Money Matters

Taking money out of an ATM in a foreign country is like getting Monopoly money out of the bank. The bills are colorful compared to our singular, drab green and they sport portraits of people and events we don't recognize. Foreigners complain it's hard to tell one bill from another in the US since all of our bills are the same color and size. I tell them we look at the numbers … there's no color-coding in America. That said, here we are in Australia and it's hard to know what our American dollar is worth any more. A few years ago, the American dollar was worth about $1.50 in Australia. We arrive and it dips to 95¢. I remember being in Canada when the exchange rate was at 50%. Those were the days. I check currency exchange rates frequently now because it can make a big difference. When we charge something on Master Card, for instance, they first convert from the Australian dollar which at the moment is $1.05, so right off the bat, everything we charge costs us 5% more. Then add to that the fee they charge for doing the currency conversion and it really adds up.
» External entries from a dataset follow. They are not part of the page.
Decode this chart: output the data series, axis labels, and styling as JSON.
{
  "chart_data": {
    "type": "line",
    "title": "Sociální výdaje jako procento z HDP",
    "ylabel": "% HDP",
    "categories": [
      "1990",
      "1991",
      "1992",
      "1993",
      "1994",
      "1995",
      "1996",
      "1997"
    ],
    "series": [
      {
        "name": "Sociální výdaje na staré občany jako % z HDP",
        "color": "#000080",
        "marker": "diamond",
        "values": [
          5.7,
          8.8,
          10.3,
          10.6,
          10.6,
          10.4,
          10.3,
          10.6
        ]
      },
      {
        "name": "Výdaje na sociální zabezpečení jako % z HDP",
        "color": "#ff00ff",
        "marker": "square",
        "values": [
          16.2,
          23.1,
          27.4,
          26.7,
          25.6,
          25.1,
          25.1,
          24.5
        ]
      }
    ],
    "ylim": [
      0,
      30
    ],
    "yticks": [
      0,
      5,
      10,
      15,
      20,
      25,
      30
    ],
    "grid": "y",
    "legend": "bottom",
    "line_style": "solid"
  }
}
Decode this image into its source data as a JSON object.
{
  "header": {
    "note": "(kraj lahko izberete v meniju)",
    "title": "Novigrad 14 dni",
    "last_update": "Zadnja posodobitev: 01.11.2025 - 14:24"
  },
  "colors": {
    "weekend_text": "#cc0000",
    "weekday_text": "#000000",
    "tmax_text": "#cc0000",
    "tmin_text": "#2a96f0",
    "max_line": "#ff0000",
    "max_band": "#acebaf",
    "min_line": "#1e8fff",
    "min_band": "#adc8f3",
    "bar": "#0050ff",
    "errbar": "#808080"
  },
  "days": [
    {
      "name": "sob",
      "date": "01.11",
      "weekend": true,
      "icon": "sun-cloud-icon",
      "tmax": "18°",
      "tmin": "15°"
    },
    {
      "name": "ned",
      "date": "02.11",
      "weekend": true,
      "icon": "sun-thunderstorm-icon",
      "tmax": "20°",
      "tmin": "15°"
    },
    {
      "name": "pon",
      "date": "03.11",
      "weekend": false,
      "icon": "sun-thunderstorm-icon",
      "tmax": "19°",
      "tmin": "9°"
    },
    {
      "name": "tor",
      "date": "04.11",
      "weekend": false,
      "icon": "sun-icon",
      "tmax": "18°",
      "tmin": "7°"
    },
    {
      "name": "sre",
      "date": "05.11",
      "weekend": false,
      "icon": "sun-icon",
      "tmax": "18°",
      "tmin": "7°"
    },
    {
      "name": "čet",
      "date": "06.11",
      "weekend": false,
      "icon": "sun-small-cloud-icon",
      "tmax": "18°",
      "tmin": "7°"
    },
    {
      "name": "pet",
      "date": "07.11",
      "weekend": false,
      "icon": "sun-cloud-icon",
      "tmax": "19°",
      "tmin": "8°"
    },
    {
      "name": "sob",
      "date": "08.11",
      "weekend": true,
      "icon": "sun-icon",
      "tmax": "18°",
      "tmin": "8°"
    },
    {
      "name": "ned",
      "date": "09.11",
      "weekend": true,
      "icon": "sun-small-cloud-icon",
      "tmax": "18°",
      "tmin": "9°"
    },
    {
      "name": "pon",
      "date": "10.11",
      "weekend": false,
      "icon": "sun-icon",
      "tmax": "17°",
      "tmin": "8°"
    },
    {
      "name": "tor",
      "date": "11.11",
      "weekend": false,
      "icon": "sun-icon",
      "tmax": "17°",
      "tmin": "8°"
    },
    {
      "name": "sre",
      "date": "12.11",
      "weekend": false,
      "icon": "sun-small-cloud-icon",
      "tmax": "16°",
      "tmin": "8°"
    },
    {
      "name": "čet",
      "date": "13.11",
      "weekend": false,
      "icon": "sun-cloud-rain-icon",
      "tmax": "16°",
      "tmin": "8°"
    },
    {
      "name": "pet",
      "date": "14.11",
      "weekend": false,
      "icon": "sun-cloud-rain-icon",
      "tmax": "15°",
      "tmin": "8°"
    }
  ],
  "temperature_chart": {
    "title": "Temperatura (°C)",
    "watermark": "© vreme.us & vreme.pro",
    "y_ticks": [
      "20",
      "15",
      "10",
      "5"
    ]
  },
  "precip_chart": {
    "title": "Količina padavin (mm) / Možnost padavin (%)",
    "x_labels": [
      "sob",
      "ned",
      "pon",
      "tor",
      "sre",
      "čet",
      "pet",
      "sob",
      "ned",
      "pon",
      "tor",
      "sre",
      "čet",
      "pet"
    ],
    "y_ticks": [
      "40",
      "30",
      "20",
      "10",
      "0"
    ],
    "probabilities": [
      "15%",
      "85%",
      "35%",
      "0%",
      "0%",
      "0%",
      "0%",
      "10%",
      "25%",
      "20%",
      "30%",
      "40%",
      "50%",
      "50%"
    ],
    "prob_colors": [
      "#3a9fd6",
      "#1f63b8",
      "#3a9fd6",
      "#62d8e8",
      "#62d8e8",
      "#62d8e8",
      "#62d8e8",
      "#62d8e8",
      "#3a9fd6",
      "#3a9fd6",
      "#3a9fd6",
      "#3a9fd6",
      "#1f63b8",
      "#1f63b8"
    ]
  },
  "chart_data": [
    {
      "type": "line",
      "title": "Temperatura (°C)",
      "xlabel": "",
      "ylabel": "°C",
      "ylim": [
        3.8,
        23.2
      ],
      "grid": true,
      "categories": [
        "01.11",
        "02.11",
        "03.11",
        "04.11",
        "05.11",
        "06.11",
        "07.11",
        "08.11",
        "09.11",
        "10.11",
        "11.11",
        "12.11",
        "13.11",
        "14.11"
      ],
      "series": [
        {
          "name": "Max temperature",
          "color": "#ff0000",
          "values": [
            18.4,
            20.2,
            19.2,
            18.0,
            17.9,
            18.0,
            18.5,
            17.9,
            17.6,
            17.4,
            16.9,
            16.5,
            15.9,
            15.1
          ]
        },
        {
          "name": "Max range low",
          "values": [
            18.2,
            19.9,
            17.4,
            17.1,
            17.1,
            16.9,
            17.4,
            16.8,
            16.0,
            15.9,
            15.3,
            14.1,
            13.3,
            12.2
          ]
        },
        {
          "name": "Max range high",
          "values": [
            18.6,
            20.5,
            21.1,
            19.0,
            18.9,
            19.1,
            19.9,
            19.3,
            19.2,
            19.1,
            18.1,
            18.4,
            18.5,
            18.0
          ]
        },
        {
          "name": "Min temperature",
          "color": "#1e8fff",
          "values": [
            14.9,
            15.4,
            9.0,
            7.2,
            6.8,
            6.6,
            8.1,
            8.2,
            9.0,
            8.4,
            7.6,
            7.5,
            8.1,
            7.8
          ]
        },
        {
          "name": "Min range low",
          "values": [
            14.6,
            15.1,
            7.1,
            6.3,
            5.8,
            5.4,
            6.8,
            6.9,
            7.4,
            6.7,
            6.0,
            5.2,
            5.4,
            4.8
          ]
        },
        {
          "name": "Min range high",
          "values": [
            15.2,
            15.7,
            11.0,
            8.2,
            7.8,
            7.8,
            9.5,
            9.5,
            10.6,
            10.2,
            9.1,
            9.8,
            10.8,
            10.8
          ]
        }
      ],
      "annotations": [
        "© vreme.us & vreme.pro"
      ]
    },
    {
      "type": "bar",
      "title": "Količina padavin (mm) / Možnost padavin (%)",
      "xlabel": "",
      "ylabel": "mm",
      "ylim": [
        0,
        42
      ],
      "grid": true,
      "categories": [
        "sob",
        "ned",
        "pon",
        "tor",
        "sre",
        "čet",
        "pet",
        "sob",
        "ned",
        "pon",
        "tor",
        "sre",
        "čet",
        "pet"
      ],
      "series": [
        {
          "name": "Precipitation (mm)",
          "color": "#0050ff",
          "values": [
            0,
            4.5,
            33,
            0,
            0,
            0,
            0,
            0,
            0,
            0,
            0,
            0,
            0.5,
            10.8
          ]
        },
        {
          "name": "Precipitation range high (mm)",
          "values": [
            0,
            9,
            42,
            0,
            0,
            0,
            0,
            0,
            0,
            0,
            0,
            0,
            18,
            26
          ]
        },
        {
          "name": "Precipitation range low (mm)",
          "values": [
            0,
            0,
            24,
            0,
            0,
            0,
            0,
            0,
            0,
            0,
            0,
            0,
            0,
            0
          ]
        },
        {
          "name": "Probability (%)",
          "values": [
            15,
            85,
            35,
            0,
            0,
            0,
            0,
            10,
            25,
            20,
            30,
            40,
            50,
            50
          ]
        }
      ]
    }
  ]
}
When we first arrive in any new country, it takes time to figure out the currency and the coins. This confusion is enhanced when a foreign language is involved. We've held up many a checkout line trying to pay for our purchase. At some point, you just hold out your hand and let the cashier take what she needs. Luckily, the Aussies speak a form of English, so it's been easier here.

The Australians like some jingle in their pockets, I think. They have lots of coins to deal with. There are the 5, 10, 20 (not 25) and 50 cent pieces. There are also $1 and $2 pieces. When they ask for a gold coin donation here, it means they're after a $1 or $2 coin. The $2 piece is smaller than the $1 piece which doesn't make sense to me. So when you get $4.95 in change, you end up with a heavy pocket. By the end of the day, your pants are falling down from the weight.

Another thing I find interesting is that though Aussies have short, cute names for everything, e.g. Tasmania is Tassie and breakfast is brekkie and afternoon is arvo, they don't use terms like penny, nickel, dime, quarter and half. They're just 5, 10, 20 cent get the picture.

I can understand why they don't use the word penny. They don't have any. All prices here are rounded off to the nearest 5 cents. They might advertise $9.99, but it's really $10. That said, they always include the GST (general sales tax) in the price. So $10 really is $10 when you check out at the register. I find it odd, however, that the GST applies to everything. If you go to the doctor, your office visit includes GST. If you pay a traffic violation, your ticket includes GST. If you buy a new yacht...well, you should be paying GST.